La parola ambientalista, apparsa da pochi decenni nel vocabolario, ha subito disastrose distorsioni di significato e di senso. Così oggi qualcuno parla di ambientalismo massimalista, di lobby ambientaliste, di ambientalisti affamatori del popolo, di ambientalismo terrorista e perfino di ambientalismo che fa stragi. Mai di ambientalismo come comune esercizio di civiltà e coscienza. Addirittura, capovolgendo la realtà, il presidente della Puglia ha evocato, a proposito dell’Ilva, un certo “ambientalismo isterico” corresponsabile della perdita del lavoro a Taranto. Ripete il presidente – e il Governo con lui – l’ovvietà che bisogna abolire «la scelta tra lavoro e salute, perché in quel dilemma c’è la sconfitta della civiltà». Anche un bimbo è d’accordo e sa che il lavoro non deve avvelenare e uccidere, che l’acciaio serve e che bisogna produrlo senza ammazzare chi lo produce. Ma non è andata così.
Nella sinistra italiana, mentre intere regioni cadevano in mano agli ayatollah del cemento e ai pasdaran impuniti di uno sviluppo malato, mentre il Paese era costellato di fabbriche tossiche e frana sotto i mattoni, un pensiero falso operaista propagandava l’idea che bisogna mediare tra ambiente, salute e lavoro. E oggi definisce estremista chi solleva il problema dell’avvelenamento di intere comunità per “dare” lavoro. Lo marchia addirittura come complice di una condizione che la stessa sinistra ha concorso a produrre, disinteressata per tradizione alle irritanti questioni ambientali buone per signorine di buona famiglia consacrate all’ecologia come al ricamo. Così al termine ambientalista è stato malignamente infuso, sino dalla sua nascita, il significato di estremismo immaturo. Mentre il vero fanatismo è nell’estremismo industriale che ha avvelenato migliaia di persone, nella frenesia del cemento che ha distrutto intere regioni. Distrutte materialmente, culturalmente e moralmente. Sono estremisti in Germania dove puntano a consumo di suolo zero? Estremisti in Francia dove il permesso di costruire è una faccenda seria mentre da noi è spesso un patto a due, tra chi amministra e chi imprende? Sono mediatori in Cina, ricoperti da una nube di veleno? Mediatori in Russia dove le norme ambientali sono roba per deboli di stomaco? Moderati all’Ilva, moderati gli industriali e i governi i quali per decenni hanno permesso che in cambio di un po’ di lavoro si crepasse al grido di “meglio il fumo della fame”?

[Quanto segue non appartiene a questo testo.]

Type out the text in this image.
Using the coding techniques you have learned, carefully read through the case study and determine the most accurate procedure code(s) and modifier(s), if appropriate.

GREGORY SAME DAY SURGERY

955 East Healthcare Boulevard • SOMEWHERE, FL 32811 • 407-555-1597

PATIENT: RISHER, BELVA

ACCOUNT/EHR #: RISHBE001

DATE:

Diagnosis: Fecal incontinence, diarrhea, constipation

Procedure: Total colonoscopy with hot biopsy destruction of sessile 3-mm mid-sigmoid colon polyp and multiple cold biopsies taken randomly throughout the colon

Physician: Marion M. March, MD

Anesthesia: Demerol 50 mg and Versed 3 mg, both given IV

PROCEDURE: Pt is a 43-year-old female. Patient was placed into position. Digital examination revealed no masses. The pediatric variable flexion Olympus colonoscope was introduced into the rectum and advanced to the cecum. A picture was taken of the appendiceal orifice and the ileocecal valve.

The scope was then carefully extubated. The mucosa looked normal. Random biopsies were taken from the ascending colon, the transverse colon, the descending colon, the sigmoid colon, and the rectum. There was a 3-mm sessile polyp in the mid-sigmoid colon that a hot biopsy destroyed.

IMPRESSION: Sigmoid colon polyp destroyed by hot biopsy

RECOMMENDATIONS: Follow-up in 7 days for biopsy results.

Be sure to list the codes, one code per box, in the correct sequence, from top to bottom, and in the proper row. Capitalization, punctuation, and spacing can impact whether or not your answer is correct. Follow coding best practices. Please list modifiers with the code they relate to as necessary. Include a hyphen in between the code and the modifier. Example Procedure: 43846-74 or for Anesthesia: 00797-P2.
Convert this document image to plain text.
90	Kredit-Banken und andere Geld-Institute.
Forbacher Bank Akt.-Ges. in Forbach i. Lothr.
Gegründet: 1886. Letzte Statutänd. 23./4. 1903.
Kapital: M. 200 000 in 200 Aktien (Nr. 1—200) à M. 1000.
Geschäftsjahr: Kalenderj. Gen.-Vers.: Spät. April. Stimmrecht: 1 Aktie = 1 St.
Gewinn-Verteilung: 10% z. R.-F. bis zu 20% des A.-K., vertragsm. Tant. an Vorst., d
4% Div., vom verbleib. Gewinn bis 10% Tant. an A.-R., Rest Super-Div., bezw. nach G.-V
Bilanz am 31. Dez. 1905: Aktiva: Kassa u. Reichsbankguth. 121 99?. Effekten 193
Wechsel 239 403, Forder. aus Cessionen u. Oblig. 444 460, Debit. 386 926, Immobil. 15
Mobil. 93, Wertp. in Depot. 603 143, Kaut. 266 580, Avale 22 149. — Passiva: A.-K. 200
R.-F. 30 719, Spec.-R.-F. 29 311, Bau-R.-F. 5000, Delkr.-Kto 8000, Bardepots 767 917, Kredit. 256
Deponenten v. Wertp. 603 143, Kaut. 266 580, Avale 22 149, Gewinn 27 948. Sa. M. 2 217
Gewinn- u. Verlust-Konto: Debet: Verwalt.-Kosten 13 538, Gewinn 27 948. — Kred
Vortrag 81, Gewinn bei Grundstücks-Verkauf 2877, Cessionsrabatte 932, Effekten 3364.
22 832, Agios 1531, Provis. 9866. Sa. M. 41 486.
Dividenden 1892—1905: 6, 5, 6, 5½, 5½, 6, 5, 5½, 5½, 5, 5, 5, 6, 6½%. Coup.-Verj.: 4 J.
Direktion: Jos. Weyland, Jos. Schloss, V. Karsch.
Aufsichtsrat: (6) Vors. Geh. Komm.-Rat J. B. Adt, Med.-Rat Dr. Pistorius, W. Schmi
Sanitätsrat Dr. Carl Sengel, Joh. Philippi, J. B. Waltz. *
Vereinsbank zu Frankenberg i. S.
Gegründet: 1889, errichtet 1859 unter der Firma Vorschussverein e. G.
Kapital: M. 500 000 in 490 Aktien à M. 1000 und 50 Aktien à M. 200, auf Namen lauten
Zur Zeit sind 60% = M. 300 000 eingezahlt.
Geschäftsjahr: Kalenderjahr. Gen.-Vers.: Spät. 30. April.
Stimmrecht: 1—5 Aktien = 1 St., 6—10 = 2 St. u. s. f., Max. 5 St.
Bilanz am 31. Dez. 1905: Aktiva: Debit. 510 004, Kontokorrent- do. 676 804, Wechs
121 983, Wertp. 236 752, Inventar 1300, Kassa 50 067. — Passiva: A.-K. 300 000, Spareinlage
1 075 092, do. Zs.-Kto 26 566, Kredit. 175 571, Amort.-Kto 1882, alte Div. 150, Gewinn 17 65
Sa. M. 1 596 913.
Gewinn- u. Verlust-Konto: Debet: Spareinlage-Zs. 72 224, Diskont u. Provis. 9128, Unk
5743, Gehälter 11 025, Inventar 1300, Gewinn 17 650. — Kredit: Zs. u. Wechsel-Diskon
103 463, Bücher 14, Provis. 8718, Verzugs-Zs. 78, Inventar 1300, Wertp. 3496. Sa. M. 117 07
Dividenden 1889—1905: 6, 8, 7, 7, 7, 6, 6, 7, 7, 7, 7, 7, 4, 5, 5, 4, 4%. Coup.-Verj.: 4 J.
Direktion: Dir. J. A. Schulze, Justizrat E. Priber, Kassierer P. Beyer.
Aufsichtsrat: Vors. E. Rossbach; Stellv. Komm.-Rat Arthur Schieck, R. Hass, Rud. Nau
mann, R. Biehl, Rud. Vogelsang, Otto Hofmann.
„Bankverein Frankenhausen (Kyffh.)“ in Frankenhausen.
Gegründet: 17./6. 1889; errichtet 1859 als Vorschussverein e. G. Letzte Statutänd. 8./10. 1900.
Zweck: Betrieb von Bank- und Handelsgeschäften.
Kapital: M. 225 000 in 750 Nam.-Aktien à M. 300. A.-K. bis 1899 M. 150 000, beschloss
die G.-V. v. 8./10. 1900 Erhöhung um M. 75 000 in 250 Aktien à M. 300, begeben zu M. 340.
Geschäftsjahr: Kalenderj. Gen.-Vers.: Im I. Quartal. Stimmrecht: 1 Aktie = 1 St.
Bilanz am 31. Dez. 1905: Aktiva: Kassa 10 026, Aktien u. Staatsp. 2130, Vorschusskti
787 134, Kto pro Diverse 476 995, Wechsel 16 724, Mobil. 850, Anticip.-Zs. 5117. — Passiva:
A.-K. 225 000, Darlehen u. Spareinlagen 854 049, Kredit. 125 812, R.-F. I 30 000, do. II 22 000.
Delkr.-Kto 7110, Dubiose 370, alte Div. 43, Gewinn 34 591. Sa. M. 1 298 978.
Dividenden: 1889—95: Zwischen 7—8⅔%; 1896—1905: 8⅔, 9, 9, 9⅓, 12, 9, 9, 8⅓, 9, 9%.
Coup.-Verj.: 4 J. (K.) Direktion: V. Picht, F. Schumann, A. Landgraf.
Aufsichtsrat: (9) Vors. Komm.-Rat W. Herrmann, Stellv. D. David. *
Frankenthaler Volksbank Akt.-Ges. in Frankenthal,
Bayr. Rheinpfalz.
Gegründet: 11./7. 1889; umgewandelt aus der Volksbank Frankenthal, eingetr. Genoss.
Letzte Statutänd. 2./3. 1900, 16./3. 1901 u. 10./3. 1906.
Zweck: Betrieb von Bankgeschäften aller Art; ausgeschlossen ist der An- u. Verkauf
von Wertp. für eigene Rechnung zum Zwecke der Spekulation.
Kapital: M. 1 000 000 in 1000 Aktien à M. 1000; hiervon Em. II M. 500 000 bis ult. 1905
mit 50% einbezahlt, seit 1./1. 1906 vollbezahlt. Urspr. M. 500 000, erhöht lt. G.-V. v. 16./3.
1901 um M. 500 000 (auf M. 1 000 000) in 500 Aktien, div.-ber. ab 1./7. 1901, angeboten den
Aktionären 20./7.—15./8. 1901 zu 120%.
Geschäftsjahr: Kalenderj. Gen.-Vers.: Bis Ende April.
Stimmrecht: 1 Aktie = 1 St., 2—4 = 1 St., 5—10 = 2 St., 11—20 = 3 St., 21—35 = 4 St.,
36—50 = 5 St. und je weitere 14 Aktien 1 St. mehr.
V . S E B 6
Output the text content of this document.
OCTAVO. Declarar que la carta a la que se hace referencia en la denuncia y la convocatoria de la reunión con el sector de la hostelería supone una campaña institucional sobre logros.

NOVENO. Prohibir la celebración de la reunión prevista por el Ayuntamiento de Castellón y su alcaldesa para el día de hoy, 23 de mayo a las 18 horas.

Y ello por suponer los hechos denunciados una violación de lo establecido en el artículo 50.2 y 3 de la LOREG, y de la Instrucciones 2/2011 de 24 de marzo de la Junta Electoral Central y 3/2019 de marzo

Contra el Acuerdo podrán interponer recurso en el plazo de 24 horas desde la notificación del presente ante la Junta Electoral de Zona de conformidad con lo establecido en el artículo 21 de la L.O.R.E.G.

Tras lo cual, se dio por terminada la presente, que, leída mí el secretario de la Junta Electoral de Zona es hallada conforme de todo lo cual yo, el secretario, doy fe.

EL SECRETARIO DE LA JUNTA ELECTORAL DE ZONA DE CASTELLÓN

Il presidente della Puglia e il Governo che invia ministri contro i giudici dicono che loro stanno nel giusto mezzo. Eppure sanno che la mediazione è possibile solo tra forze comparabili. E dimenticano che dalla “mediazione” di Taranto è stata spietatamente cancellata la parte debole. Sanno che è stato un pezzo della società civile e la magistratura che hanno sostituito la politica connivente e muta. La mediazione, quella buona, non è appannaggio dei giudici. Oppure sono isterici anche i magistrati che, non avendo funzioni di negoziatore, applicano le norme? O i morti hanno esagerato a morire, i malati ad ammalarsi e sono malati isterici?
Se la E di ecologia diventa una sottile vernice rossa o verde, le pagine oscure sono destinate a moltiplicarsi.